Loading pretrained models in fastaiV1 (Ulmfit)

StatisticDean · October 12, 2018, 8:50am

Hi, I would like to load my previously pretrained model in fastaiV1. However, fastai wants to load a single .pth file while i have 2 files (lm.h5 and lm_enc.h5). What should I do to be able to load my model using fastaiV1?

wgpubs · October 12, 2018, 8:10pm

I think you’re going to have to retrain your LM on the new v1 stack. Not sure, but I think the model has been updated.

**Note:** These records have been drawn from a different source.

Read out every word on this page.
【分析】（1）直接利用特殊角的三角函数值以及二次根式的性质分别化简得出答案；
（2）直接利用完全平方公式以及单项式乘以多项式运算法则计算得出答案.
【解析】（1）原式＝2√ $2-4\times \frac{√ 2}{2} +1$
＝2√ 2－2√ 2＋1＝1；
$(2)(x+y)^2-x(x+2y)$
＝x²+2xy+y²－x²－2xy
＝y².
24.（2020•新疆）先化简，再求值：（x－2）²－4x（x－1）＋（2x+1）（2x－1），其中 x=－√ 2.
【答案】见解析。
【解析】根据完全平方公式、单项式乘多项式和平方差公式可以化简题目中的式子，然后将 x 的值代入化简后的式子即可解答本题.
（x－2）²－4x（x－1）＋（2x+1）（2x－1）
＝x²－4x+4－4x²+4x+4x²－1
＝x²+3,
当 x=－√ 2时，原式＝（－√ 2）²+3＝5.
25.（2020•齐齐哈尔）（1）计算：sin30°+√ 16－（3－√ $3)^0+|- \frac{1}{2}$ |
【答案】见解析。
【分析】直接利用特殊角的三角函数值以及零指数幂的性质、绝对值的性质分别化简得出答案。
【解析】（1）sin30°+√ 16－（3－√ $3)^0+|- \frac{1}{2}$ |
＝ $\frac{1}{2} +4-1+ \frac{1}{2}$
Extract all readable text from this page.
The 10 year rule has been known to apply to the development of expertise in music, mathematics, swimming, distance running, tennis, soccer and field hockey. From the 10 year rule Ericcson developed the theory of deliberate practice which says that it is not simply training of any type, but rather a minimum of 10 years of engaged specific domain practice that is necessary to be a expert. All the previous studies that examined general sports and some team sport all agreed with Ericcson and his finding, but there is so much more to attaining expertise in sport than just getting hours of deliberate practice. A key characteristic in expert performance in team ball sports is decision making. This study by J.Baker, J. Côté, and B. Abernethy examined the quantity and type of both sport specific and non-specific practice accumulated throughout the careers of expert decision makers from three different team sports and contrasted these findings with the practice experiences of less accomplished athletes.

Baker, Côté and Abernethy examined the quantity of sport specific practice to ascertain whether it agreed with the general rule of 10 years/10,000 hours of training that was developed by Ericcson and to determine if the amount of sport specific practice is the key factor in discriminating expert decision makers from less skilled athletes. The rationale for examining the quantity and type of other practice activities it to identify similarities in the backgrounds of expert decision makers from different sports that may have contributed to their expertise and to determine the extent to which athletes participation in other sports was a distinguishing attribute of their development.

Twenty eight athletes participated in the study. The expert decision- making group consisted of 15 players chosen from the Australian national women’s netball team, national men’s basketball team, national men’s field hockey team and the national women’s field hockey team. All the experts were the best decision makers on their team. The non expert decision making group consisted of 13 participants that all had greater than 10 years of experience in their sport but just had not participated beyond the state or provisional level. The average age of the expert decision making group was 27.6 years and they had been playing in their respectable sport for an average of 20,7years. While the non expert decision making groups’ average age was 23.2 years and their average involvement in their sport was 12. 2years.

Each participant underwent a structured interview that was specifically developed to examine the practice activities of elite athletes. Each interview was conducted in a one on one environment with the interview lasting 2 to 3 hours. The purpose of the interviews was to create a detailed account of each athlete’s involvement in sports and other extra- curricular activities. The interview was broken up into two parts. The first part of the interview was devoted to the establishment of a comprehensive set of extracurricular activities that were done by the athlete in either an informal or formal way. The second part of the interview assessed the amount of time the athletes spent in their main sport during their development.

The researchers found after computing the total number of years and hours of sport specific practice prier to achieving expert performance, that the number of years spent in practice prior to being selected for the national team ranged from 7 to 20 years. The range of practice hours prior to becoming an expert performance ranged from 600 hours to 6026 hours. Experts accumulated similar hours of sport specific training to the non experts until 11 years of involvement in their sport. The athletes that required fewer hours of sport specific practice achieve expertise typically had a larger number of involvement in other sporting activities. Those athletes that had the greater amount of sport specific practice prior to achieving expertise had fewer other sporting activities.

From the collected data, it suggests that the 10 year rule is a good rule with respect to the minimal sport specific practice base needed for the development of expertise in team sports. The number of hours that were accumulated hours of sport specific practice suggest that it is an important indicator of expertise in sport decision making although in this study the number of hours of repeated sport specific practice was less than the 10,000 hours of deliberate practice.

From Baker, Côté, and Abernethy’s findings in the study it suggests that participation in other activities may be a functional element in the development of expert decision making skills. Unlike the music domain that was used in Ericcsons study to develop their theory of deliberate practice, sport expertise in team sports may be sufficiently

crcrpar · October 13, 2018, 6:41am

Did you check this doc? fastaiV1 provides model download function.
http://docs.fast.ai/text.html#Fine-tuning-a-language-model

StatisticDean · October 13, 2018, 11:45am

I did check this documentation. My issue is not to download a model. My dataset is in french so i pretrained a lm using the old imdb scripts on french wikipedia. I would like to use this model again and not have to train it again (since it takes a long time to train and as such costs money to train). So the save of my old model is in the form of three files : lm_enc.h5 lm.h5 and itos.pkl . The importing model function from fastai takes 2 arguments, one .pth file with the model and the itos.pkl . I would like to be able to convert my two .h5 files in the right format to be able to use my model. And i can’t find any info on the doc as to how.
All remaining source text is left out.